Samuel Rodriquez offered his support for Obama’s action. Rodriquez, who heads the National Hispanic Christian Leadership Conference, offered an official prayer at the 2012 Republican presidential convention.

Although Rodriquez said an executive action was “not the preferable delivery mechanism,” he praised Obama’s action.

He argued it “initiates a re-conciliatory prescription necessary in addressing a de facto humanitarian crisis within our borders: millions of God’s children created in his image living in the shadows.”

“For years, our elected officials sacrificed lives on the altar of political expediency,” he added. “For years, rhetorical articulation fell short of redemptive action. For years, we as a nation stood by while families experienced separation, children suffered and national unity lay shattered.”

Rodriquez also urged Obama and Congress to “immediately work together” to pass more comprehensive and permanent legislation.

Joel Hunter, a conservative Florida megachurch pastor, who served as a spiritual adviser for Obama even while sometimes criticizing Obama’s policies, also praised the executive action.

“I welcome this incremental step,” Hunter said. “I look upon it as a partial solution to an ongoing problem and I do see the need in human terms, in terms of keeping families together and bringing people out of the shadows.”

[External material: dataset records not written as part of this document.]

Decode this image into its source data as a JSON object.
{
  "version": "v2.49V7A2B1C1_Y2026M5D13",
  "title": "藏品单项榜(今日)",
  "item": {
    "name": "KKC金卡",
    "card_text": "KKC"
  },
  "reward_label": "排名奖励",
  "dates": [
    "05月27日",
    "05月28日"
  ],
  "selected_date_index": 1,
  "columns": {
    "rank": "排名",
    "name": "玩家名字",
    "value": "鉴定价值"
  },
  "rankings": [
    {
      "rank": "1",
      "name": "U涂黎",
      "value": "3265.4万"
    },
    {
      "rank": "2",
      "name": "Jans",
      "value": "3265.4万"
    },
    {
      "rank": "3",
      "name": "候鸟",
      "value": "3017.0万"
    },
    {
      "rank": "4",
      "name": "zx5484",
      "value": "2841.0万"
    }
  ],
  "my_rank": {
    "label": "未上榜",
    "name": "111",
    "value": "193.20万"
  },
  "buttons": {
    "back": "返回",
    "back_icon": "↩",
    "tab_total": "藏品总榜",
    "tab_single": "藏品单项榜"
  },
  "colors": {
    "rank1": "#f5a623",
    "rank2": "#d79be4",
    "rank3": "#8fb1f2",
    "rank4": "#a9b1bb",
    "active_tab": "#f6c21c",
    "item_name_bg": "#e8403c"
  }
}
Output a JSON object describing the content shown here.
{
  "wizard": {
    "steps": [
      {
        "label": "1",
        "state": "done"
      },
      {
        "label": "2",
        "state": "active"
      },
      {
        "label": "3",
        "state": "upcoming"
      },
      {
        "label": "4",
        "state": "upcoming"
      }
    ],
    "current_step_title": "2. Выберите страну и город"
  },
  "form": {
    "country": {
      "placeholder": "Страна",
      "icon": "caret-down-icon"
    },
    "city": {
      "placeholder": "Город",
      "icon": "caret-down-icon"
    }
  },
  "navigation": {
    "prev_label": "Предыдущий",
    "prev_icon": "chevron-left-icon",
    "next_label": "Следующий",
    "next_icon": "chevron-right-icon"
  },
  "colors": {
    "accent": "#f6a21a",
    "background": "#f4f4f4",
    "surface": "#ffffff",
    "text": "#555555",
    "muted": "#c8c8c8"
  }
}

While many Christian leaders across the political spectrum praised Obama’s executive actions, Southern Baptist leaders quickly criticized it.

Russell Moore, president of the Southern Baptist Convention’s Ethics and Religious Liberty Commission, penned a piece for Time magazine to attack Obama’s executive actions as “an unwise and counterproductive move.”

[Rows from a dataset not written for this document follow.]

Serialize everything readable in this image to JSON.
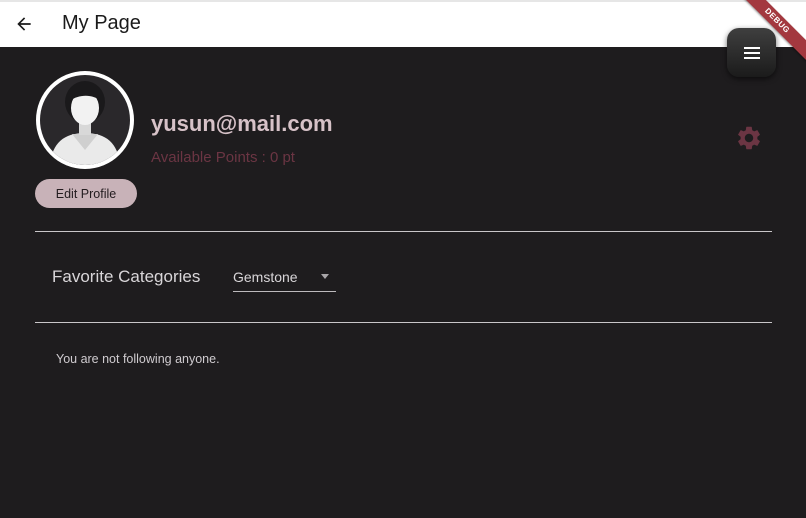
{
  "appbar": {
    "title": "My Page",
    "back_icon": "arrow-left-icon",
    "debug_label": "DEBUG"
  },
  "fab": {
    "icon": "hamburger-menu-icon"
  },
  "profile": {
    "email": "yusun@mail.com",
    "points_text": "Available Points : 0 pt",
    "edit_button_label": "Edit Profile",
    "avatar_icon": "user-avatar-icon",
    "settings_icon": "gear-icon",
    "settings_color": "#6b3543"
  },
  "favorites": {
    "label": "Favorite Categories",
    "selected": "Gemstone"
  },
  "following": {
    "empty_message": "You are not following anyone."
  },
  "colors": {
    "background": "#1e1c1e",
    "appbar": "#ffffff",
    "accent_button": "#c8b2b8",
    "points_text": "#6b3543",
    "debug_banner": "#a3383f"
  }
}
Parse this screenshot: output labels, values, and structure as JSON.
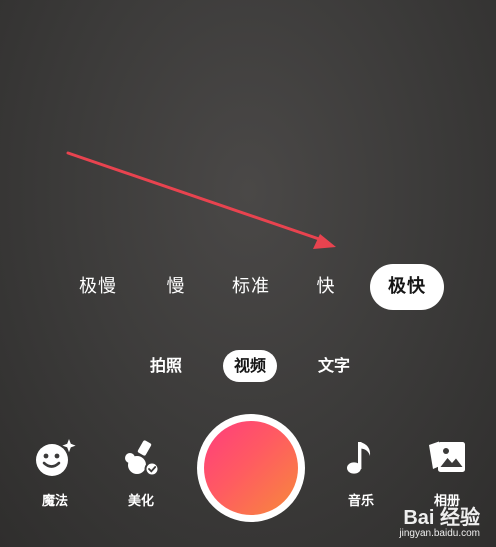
{
  "speed": {
    "options": [
      "极慢",
      "慢",
      "标准",
      "快",
      "极快"
    ],
    "selected": "极快"
  },
  "modes": {
    "items": [
      "拍照",
      "视频",
      "文字"
    ],
    "selected": "视频"
  },
  "tools": {
    "magic": {
      "label": "魔法",
      "icon": "magic-face-icon"
    },
    "beauty": {
      "label": "美化",
      "icon": "beauty-icon"
    },
    "music": {
      "label": "音乐",
      "icon": "music-note-icon"
    },
    "album": {
      "label": "相册",
      "icon": "album-icon"
    }
  },
  "annotation": {
    "color": "#e8434f"
  },
  "record": {
    "colors": [
      "#ff3d7d",
      "#f78a3b"
    ]
  },
  "watermark": {
    "logo": "Bai 经验",
    "url": "jingyan.baidu.com"
  }
}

Although Moore acknowledged that “the Republican House has done nothing” on the issue, he still believes Obama should have waited for them.

Moore claimed the results of the midterm election brought “a new reality in Washington” even though it did not change the fact that Republicans still hold a majority in the House.

Despite the failure to work together for the past six years, Moore insisted Republican leaders deserved more time.

“The Republicans have said that they want to demonstrate that they can govern, and that they want to find areas where they can work together with the White House,” Moore wrote. “Why not give them the opportunity to do so?”

Moore urged Republicans in Congress to still work with Obama to pass more comprehensive immigration reform.

“My hope is that the Republicans in Congress will not allow the President’s actions here to be a pretext for remaining in the rut of the status quo,” he explained. “Too many people are harmed by this broken system, many of them our brothers and sisters in Christ. The lives of immigrant families, made in the image of God, are too important for political gamesmanship.”

Albert Mohler, president of Southern Baptist Theological Seminary, offered a harsher critique of Obama.

Mohler claimed that the president “was unilaterally changing the way America addresses the question of immigration” and therefore took a move that “will be remembered as one of the most significant in recent years in terms of American constitutional history.”

He further called Obama’s action “an executive branch overreach” and “an overreach of Presidential power that truly endangers the separation of powers that is at the heart of our constitutional form of government.”

Mohler briefly acknowledged that Republican Presidents Ronald Reagan and George H.W. Bush both issued executive orders on immigration deportations. Yet, Mohler dismissed the comparison by claiming, “Those executive orders were very small compared to the vast and sweeping action President Obama announced last night.”

Despite Mohler’s assertions, the 1986 congressional action signed by Reagan that empowered Reagan and Bush to act did not set a size limitation on how many undocumented immigrants a president could shield.

Thus, political scientists Tobin Grant and Daniel Bennett explained how Obama’s action was legal.

The rhetoric of Mohler and Moore pales to that of some Republican congressional members who have called Obama a “king” or “monarch,” threatened impeachment or even suggested a jail sentence for Obama.

While legal challenges to Obama’s executive action remain unlikely to succeed, the question remains if the two parties can work together to craft more comprehensive and more permanent immigration reform legislation.